Active in a ministry that visits Lowndes County Adult Detention Center’s female inmates, Porter already is working on two faith-based books, “Meditations and Prayers from Psalms 23” and “Get Out of Jail Free,” the latter of which will focus on forgiveness and spiritual freedom.
Some of the inmates are even getting involved with the project.

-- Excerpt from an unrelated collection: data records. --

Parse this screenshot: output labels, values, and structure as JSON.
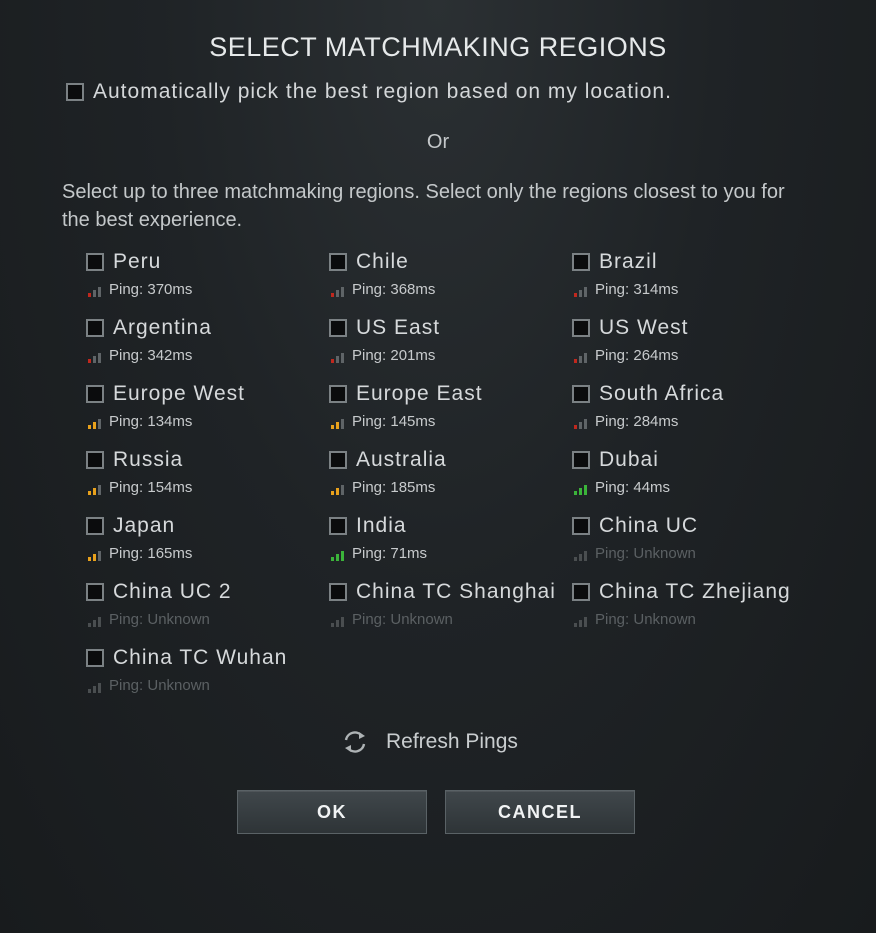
{
  "dialog": {
    "title": "SELECT MATCHMAKING REGIONS",
    "auto_label": "Automatically pick the best region based on my location.",
    "or_label": "Or",
    "instructions": "Select up to three matchmaking regions. Select only the regions closest to you for the best experience."
  },
  "ping_colors": {
    "bad": "#c0281e",
    "medium": "#e8a11c",
    "good": "#3bb43a",
    "unknown": "#4a4e50",
    "inactive": "#5f6467"
  },
  "regions": [
    {
      "name": "Peru",
      "ping": "Ping: 370ms",
      "quality": "bad"
    },
    {
      "name": "Chile",
      "ping": "Ping: 368ms",
      "quality": "bad"
    },
    {
      "name": "Brazil",
      "ping": "Ping: 314ms",
      "quality": "bad"
    },
    {
      "name": "Argentina",
      "ping": "Ping: 342ms",
      "quality": "bad"
    },
    {
      "name": "US East",
      "ping": "Ping: 201ms",
      "quality": "bad"
    },
    {
      "name": "US West",
      "ping": "Ping: 264ms",
      "quality": "bad"
    },
    {
      "name": "Europe West",
      "ping": "Ping: 134ms",
      "quality": "medium"
    },
    {
      "name": "Europe East",
      "ping": "Ping: 145ms",
      "quality": "medium"
    },
    {
      "name": "South Africa",
      "ping": "Ping: 284ms",
      "quality": "bad"
    },
    {
      "name": "Russia",
      "ping": "Ping: 154ms",
      "quality": "medium"
    },
    {
      "name": "Australia",
      "ping": "Ping: 185ms",
      "quality": "medium"
    },
    {
      "name": "Dubai",
      "ping": "Ping: 44ms",
      "quality": "good"
    },
    {
      "name": "Japan",
      "ping": "Ping: 165ms",
      "quality": "medium"
    },
    {
      "name": "India",
      "ping": "Ping: 71ms",
      "quality": "good"
    },
    {
      "name": "China UC",
      "ping": "Ping: Unknown",
      "quality": "unknown"
    },
    {
      "name": "China UC 2",
      "ping": "Ping: Unknown",
      "quality": "unknown"
    },
    {
      "name": "China TC Shanghai",
      "ping": "Ping: Unknown",
      "quality": "unknown"
    },
    {
      "name": "China TC Zhejiang",
      "ping": "Ping: Unknown",
      "quality": "unknown"
    },
    {
      "name": "China TC Wuhan",
      "ping": "Ping: Unknown",
      "quality": "unknown"
    }
  ],
  "actions": {
    "refresh_label": "Refresh Pings",
    "refresh_icon": "refresh-icon",
    "ok_label": "OK",
    "cancel_label": "CANCEL"
  }
}
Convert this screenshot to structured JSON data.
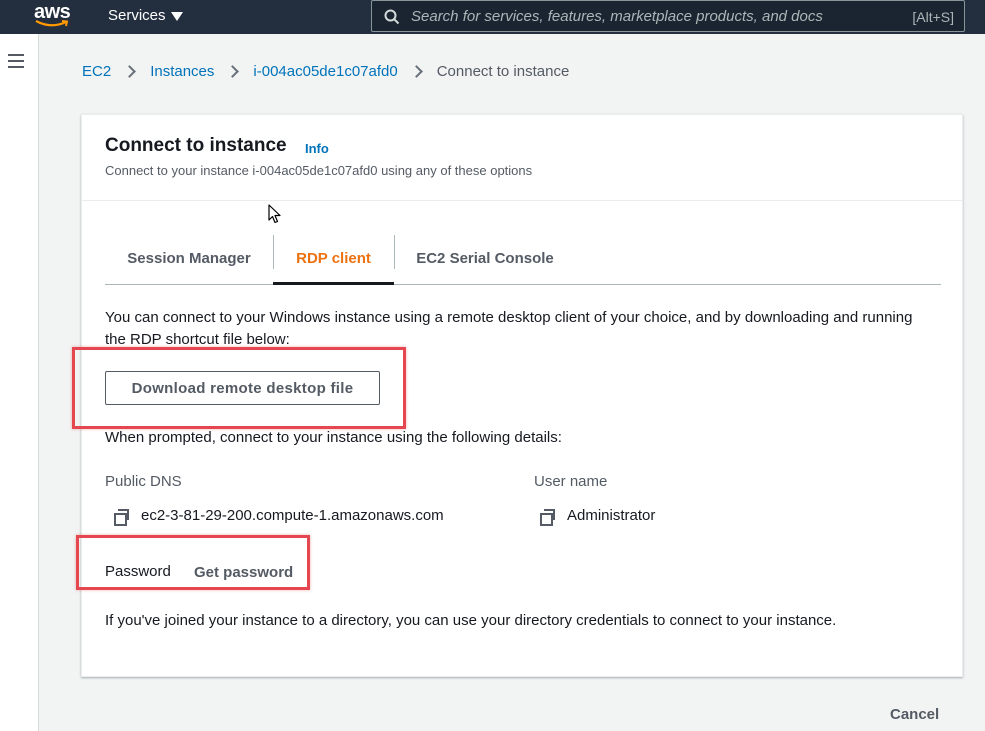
{
  "topnav": {
    "logo_text": "aws",
    "services_label": "Services",
    "search_placeholder": "Search for services, features, marketplace products, and docs",
    "search_shortcut": "[Alt+S]"
  },
  "breadcrumb": {
    "items": [
      "EC2",
      "Instances",
      "i-004ac05de1c07afd0"
    ],
    "current": "Connect to instance"
  },
  "panel": {
    "title": "Connect to instance",
    "info_label": "Info",
    "description": "Connect to your instance i-004ac05de1c07afd0 using any of these options"
  },
  "tabs": [
    {
      "label": "Session Manager",
      "active": false
    },
    {
      "label": "RDP client",
      "active": true
    },
    {
      "label": "EC2 Serial Console",
      "active": false
    }
  ],
  "rdp": {
    "intro": "You can connect to your Windows instance using a remote desktop client of your choice, and by downloading and running the RDP shortcut file below:",
    "download_label": "Download remote desktop file",
    "prompt": "When prompted, connect to your instance using the following details:",
    "public_dns_label": "Public DNS",
    "public_dns_value": "ec2-3-81-29-200.compute-1.amazonaws.com",
    "username_label": "User name",
    "username_value": "Administrator",
    "password_label": "Password",
    "get_password_label": "Get password",
    "footer": "If you've joined your instance to a directory, you can use your directory credentials to connect to your instance."
  },
  "actions": {
    "cancel_label": "Cancel"
  },
  "colors": {
    "nav_bg": "#232f3e",
    "link": "#0073bb",
    "active_tab": "#ec7211",
    "highlight_box": "#e4474f"
  }
}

“For the (Psalms 23) book, I have artists in my family who are drawing pictures to go with each verse,” she said. “But four of the girls at the jail have given me things, too, and they are some of the most beautiful pictures you’ll ever see.”
The creative process
In college, which she jokingly noted was “about a thousand years ago,” Brown was tasked with looking out a classroom window and writing what she saw. After she turned in the assignment, the dean called her to his office.
Her work, especially the detail, earned the dean’s attention, she learned. So far, it’s the only time she’s been published.
Through the writers’ group, she said she wouldn’t mind one day seeing her work broadly shared. But that’s not the reason she joined.
“The creative process, the journey, means more to me,” Brown said. “It’s about drawing the reader into a story to be right where the characters are.
“I also want to help young writers, at whatever level they are, and just encourage them to write,” she added.
Brown’s two elementary-aged granddaughters in San Francisco are only privy to her most important work.
“I send poems and stories to them all the time,” she said. “For (one granddaughter’s) birthday, I sent her a story about her going to Mars and having a birthday party there.”
Zack Plair is the managing editor for The Dispatch.